Fango e lavagnette, le suddette sigarette come non vi fosse un domani, sudore e polvere, dietro alla passione per un pallone da incardinare anche in schemi in grado di ribaltare la gerarchia dei valori dei più forti sul piano tecnico o finanziario: Maurizio Sarri ha scalato il calcio italiano una serie alla volta, con la grinta e la modestia dei grandi, maniacale sui posizionamenti e talvolta burbero nelle uscite. Fino al grande sogno iniziato nell’estate 2015 con l’approdo a Napoli, squadra che portò a sfidare la Juventus per lo scudetto, conteso sino alla fine in più stagioni, ma che, soprattutto, riportò a competere alla grande tra i riflettori dorati dei più grandi stadi d’Europa. Quindi l’addio: il salto nella Premier League inglese dei titani finanziari, la vittoria nell’Europa League con il Chelsea, prima del “gran tradimento” della firma con la Juventus.

Una scelta da “rivoluzionario pentito”, per qualche romantico, quella della scorsa estate, per dirla con le parole di Agostino e Carmine Iaiunese, originari di Caserta e proprietari di un “bar sport” da amarcord, quello di piazza Marsilio Ficino, nel cuore di Figline Valdarno. «Maurizio poteva andare dovunque, ma non alla Juventus. Dopo tutti quei discorsi fatti insieme, qui, dinanzi al caffè… La lotta al potere, al Palazzo. Ce lo aspettavamo da tutti, tranne che da lui»: dichiarazioni che rispecchiano quelle dei suoi più affezionati tifosi, che non la presero bene, come del resto buona parte di Napoli e dei tifosi partenopei nel mondo.
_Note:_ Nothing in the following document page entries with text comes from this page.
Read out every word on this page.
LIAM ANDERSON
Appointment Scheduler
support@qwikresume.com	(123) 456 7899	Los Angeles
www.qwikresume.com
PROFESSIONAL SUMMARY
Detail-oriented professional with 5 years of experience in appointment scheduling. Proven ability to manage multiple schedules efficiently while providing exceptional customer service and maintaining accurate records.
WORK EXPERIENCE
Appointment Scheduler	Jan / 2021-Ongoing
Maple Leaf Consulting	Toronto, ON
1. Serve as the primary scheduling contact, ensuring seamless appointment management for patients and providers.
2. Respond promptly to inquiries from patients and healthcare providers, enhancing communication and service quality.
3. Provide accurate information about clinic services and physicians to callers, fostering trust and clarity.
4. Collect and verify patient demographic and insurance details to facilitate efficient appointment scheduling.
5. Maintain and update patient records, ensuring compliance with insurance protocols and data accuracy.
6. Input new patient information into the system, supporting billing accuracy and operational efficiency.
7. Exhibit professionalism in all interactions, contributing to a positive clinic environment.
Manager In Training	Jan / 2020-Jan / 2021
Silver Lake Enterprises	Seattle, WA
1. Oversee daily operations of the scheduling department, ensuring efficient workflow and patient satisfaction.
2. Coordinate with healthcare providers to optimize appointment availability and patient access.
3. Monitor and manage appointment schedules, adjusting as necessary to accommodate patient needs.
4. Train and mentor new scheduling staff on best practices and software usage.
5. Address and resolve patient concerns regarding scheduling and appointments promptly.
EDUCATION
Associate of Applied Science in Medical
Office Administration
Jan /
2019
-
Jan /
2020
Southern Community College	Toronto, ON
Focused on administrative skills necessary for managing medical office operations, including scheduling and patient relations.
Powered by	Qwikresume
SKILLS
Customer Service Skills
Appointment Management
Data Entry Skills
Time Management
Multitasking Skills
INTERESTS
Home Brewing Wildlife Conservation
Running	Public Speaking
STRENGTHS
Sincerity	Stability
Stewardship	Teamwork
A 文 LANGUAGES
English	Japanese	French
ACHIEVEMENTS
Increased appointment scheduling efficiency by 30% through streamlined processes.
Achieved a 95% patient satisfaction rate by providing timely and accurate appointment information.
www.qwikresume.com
L’approdo “al palazzo”: una stagione difficile
«Qui ho sbagliato qualche partita e ci sta, ma era dagli anni ‘50 che un allenatore al primo anno di Juventus non aveva la mia media punti, anche se nessuno se ne ricorda», ha sottolineato mister Sarri alla fine della giostra. Vince uno scudetto di fatto meritato, forse più per la pochezza delle contendenti Inter, Lazio e Atalanta sul piano della continuità, che per meriti della sua Juve.

Ma ha perso Supercoppa italiana (contro la Lazio) e Coppa Italia (contro il Napoli). Chiamato per divertire e alzare l’asticella rispetto alla gestione Allegri, già trionfatore indiscusso della Serie A, oltre che vincere, ha vissuto una stagione fatta per lo più di vittorie insipide ed episodi favorevoli, contraddistinta più dai colpi di genio di Cristiano Ronaldo e Dybala che da quella manifestazione corale tanto attesa nota come “Sarrismo”.

Sintetiche, a fine gara, le parole di capitan Bonucci, unico sul campo, insieme a Buffon e Chiellini, ad essere anche tra i trionfatori di nove anni fa (saltando solo una stagione sino ad oggi nel filotto tricolore da record, come il portiere): «abbiamo vissuto un anno intenso, abbiamo fatto fatica a interpretare le indicazioni del mister, ma ci prendiamo questo scudetto sul campo. Ora recuperiamo e pensiamo al Lione». Un crocevia, quello del ritorno degli ottavi di Champions, a questo punto decisivo anche per lo stesso Sarri ai fini di una valutazione più indicativa della sua parabola bianconera, nonché del suo stesso futuro nella Juventus.